Vanessa 3 - Metz © Arnaud Hussenot - Metz Métropole
Passé à la postérité grâce à son Adagio, même pour les non-mélomanes qui ont sans nul doute entendu cette fameuse page tirée de son Quatuor à cordes, dans l’un des nombreux films où il a été utilisé tels Platoon ou Elephant man ou encore lors des funérailles de Grace Kelly ou du prince Rainier III, Barber a aussi composé des opéras, à l’instar de Vanessa. L’ouvrage reçut le prix Pulitzer à sa création en 1958 et continue d’être régulièrement joué aux Etats-Unis. Preuve de mœurs culturelles différentes, l’œuvre reste rare en Europe, et il fallut attendre octobre 2000 pour qu’il soit enfin monté en France. C’était à l’Opéra de Metz, et la maison mosellane renouvelle son attachement à ce succès méconnu avec une nouvelle production venue d’Herblay par laquelle la pièce célébrait, en 2012, sa – tardive –  entrée en région parisienne.

Fascination de l’attente

Dû à son compagnon Gian Carlo Menotti – également compositeur –, le livret, inspiré par un des Sept contes gothiques de Karen Blixen, plonge le spectateur dans une demeure nordique baignée par l’hiver et la neige. Vanessa attend son ancien amant, Anatol, qu’elle n’a pas revu depuis vingt ans, quand arrive un homme, son fils, qui porte le même nom que son père, décédé. Il  séduit Erika, la nièce de Vanessa, le soir de son arrivée, mais ni l’un ni l’autre ne s’avoueront leur amour. Vanessa trouvera finalement en Anatol l’homme qu’elle espérait et quand ils partiront s’installer à Paris, c’est Erika qui fera à son tour peser sur la maison le voile de l’attente. Panneaux, fenêtres et miroirs, la mise en scène économe de Bérénice Collet installe l’atmosphère avec élégance et simplicité, fidèle à l’histoire sans lui être servile. Intime et feutré, l’ensemble ne sombre jamais dans la préciosité où l’on pourrait faire sombrer cette écriture habile.

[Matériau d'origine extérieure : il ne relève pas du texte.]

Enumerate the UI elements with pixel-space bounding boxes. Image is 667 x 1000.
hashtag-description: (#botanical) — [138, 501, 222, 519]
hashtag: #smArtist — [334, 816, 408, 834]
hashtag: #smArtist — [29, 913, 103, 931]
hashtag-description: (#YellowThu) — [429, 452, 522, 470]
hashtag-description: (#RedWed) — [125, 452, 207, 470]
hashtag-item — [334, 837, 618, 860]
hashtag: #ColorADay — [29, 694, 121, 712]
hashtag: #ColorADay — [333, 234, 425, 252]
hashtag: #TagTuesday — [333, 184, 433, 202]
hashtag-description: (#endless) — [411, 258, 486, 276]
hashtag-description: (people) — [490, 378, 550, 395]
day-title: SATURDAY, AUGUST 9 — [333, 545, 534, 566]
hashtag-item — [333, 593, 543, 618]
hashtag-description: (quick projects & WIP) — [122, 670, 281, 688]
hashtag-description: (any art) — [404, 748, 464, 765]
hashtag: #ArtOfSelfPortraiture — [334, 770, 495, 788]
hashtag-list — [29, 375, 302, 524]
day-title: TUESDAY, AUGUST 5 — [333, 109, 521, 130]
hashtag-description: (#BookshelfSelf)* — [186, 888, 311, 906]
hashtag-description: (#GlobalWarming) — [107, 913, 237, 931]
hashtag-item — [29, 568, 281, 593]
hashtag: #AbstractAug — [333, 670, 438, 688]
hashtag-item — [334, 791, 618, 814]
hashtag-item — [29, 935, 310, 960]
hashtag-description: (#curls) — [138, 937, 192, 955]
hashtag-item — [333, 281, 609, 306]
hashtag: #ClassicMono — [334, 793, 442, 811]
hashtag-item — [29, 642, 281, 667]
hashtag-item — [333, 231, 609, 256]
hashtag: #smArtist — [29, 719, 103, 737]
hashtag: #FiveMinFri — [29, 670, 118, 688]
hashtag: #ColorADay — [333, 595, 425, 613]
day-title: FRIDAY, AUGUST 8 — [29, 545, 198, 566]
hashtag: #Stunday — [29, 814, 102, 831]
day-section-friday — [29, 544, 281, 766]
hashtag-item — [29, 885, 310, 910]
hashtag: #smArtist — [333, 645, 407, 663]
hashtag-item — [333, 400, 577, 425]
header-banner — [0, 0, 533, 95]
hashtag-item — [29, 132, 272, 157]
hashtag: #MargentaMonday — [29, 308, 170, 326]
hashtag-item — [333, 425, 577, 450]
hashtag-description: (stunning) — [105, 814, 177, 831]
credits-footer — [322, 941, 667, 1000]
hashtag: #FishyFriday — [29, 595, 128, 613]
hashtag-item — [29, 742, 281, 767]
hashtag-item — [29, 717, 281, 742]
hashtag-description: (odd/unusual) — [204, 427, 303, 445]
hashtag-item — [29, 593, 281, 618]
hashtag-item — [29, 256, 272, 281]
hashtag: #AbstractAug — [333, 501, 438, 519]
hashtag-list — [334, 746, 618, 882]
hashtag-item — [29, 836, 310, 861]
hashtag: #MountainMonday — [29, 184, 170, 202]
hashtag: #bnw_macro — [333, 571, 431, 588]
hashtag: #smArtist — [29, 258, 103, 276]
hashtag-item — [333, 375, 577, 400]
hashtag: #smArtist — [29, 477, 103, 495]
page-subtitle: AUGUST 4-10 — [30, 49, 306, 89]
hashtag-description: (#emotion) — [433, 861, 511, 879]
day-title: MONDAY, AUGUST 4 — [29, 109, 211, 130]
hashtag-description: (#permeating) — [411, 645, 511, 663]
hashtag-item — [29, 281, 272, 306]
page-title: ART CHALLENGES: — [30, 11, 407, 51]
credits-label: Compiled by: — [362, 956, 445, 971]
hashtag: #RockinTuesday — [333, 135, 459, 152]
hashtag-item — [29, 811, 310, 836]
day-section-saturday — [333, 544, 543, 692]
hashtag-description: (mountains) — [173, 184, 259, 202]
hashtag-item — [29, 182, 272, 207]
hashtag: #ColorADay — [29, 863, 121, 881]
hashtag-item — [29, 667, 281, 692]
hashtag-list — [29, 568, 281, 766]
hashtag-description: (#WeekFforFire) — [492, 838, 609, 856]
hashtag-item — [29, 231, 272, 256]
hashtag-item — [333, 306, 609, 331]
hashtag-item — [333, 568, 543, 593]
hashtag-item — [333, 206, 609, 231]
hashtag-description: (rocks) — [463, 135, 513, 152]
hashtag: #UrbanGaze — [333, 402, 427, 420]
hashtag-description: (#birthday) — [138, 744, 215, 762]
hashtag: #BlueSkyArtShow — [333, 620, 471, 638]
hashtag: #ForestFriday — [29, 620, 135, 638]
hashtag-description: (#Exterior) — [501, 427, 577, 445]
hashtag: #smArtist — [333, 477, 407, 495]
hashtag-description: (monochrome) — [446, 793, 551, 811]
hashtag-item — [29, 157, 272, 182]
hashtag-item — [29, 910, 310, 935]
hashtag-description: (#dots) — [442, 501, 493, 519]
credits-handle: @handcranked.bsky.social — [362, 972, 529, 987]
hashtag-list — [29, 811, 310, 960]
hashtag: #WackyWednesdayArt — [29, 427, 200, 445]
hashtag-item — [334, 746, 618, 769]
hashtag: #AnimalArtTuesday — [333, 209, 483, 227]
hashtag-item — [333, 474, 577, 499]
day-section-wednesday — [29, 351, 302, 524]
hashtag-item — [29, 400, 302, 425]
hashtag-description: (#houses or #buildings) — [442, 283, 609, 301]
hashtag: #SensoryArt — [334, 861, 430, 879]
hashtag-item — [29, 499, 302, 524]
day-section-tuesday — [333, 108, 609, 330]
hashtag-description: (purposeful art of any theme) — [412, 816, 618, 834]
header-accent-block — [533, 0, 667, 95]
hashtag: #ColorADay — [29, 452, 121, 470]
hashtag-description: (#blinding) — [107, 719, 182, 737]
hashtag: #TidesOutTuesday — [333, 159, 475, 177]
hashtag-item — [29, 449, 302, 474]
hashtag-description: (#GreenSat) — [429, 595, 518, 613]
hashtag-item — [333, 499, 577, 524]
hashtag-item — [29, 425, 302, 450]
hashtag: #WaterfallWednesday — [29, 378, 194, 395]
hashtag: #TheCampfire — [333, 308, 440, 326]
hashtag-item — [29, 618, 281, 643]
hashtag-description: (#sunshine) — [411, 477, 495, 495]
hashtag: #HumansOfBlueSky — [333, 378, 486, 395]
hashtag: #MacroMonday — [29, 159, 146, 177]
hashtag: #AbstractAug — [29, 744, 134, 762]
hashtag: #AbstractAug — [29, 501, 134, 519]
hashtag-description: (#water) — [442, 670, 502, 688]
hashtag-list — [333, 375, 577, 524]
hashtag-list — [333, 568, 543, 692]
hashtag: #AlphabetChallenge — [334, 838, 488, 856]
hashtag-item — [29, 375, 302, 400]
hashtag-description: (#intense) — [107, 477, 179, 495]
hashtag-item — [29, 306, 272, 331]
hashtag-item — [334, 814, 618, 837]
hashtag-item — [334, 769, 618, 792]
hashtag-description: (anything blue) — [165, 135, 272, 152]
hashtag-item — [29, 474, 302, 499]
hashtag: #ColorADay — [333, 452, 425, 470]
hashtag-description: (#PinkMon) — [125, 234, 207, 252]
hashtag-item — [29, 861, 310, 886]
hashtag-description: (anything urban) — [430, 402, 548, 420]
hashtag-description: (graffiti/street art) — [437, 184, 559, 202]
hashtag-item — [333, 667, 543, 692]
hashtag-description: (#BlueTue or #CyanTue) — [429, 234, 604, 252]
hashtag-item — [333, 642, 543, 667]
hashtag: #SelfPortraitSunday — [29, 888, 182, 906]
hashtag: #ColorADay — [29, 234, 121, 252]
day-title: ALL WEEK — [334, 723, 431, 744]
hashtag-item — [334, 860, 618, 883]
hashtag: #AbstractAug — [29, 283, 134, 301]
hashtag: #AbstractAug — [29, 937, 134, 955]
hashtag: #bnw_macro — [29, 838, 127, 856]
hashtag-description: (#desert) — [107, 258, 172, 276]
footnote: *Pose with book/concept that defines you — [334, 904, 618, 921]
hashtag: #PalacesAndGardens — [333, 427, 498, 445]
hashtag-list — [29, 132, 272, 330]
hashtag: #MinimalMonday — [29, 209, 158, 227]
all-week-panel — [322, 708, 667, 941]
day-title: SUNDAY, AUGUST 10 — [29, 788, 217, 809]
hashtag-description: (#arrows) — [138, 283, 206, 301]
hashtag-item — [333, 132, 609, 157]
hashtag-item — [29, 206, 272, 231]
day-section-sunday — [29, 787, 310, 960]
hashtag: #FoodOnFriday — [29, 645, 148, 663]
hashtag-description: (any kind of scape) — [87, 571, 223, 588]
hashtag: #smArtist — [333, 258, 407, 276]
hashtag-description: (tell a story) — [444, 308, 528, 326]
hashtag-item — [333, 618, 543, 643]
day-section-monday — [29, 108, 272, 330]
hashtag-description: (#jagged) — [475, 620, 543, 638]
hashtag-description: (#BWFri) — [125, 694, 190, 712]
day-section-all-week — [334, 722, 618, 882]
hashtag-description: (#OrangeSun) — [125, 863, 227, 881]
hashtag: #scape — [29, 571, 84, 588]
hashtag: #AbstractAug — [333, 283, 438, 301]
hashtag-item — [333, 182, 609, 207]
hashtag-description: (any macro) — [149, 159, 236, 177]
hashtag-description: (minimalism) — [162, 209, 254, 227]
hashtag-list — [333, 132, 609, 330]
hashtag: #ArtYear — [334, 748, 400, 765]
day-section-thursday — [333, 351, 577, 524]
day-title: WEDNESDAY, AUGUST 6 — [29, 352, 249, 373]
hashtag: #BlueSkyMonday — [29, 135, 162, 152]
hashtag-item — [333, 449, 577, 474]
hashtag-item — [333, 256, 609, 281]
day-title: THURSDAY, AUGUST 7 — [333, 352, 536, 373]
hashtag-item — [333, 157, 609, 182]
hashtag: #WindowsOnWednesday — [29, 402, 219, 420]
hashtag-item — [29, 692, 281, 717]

Un tel écrin rehausse efficacement les belles incarnations que sont la Vanessa noblement corsée de Soula Parassidis s’épanouissant au plaisir qui contraste avec la plus ombrageuse Erika – Mireille Lebel, d’une touchante sincérité. Jonathan Boyd démontre une juvénilité et une fraîcheur qui siéent au personnage d’Anatol quand Hélène Delavault bougonne une baronne hautaine comme il se doit. L’ensemble de la domesticité complète ce tableau d’une société délicieusement surannée, même si chœurs et ensembles pourraient montrer une rigueur plus constante. Saluons enfin l’Orchestre de Lorraine à l’aide duquel David Heusel distille le génie cinématographique d’une musique généreuse écrite à une époque où l’Europe se soumettait à des avant-gardes plus austères. L’heure est venue de réparer les oublis de l’Histoire, et en cela l’Opéra de Metz s’y entend ici parfaitement.